ADF Secondary Accession Numbers example

Common reasons for secondary accession numbers

  1. Data re-analysis: if the data provided is a re-analysis of another dataset, the accession number of the original experiment will be the secondary accession number
  2. NCBI GEO-imported data: experimental data imported from the NCBI Gene Expression Omnibus (GEO) will have the GEO series (prefix "GSE") or data set (prefix "GSD") identifier as the secondary accession number.

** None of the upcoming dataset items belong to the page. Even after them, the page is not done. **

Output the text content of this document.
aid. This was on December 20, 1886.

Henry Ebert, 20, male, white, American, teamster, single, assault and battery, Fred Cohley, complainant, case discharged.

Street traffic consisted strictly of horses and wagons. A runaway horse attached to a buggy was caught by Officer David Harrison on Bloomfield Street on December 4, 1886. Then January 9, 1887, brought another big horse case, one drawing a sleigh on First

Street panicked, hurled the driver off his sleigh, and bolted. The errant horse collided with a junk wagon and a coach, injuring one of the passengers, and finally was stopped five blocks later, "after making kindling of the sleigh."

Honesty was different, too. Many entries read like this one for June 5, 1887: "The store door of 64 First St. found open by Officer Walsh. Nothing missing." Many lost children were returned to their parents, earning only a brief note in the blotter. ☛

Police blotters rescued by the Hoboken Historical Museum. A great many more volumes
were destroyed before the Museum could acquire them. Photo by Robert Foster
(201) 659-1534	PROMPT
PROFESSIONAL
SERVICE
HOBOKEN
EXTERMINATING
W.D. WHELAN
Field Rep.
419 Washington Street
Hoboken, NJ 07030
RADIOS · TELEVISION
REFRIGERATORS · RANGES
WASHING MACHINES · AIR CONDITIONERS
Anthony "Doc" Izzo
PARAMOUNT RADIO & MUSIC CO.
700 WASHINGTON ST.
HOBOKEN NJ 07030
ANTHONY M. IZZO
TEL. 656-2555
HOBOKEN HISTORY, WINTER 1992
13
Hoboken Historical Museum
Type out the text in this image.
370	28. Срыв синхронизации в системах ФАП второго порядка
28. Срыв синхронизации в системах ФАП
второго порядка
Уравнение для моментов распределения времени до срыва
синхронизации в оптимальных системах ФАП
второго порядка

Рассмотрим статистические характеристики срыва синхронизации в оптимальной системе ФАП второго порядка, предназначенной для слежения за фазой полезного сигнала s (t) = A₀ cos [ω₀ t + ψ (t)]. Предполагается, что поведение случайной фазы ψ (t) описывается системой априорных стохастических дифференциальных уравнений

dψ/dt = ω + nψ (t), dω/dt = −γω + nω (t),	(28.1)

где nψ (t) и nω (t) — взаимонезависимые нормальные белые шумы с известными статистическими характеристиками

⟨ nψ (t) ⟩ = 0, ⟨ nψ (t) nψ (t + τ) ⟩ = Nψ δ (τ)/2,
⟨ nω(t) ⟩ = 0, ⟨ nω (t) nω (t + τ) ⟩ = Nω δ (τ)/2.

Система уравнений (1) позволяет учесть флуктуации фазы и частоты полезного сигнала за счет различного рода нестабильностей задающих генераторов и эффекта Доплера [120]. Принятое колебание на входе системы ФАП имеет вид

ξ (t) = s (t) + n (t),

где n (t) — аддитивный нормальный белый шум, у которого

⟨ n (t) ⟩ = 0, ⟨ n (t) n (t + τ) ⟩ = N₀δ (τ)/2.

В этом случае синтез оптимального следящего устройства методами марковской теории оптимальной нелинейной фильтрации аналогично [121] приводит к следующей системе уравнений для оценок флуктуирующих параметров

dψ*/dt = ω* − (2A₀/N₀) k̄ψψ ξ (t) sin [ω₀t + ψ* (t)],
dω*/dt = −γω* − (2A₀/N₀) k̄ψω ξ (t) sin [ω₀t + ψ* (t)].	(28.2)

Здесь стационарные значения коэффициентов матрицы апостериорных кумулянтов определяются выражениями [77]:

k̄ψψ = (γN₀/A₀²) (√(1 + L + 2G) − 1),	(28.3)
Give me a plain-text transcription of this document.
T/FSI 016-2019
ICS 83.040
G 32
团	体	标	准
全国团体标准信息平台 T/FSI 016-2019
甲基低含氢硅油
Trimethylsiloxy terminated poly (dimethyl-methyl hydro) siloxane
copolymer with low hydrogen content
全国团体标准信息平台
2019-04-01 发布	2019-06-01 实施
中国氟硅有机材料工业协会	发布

Similarly, array design will have the GEO platform (prefix "GPL") accession number. The ArrayExpress primary accession and GEO secondary accession for GEO-imported data are intuitively correlated. E.g. GEO accession "GSE12345" would be associated with ArrayExpress accession "E-GEOD-12345" . See also How data is imported from GEO.
  3. High-throughput sequencing experiments: they will have a link to the European Nucleotide Archive (ENA) or European Genome-phenome Archive (EGA) where the raw data files (e.g. fastq reads) are kept.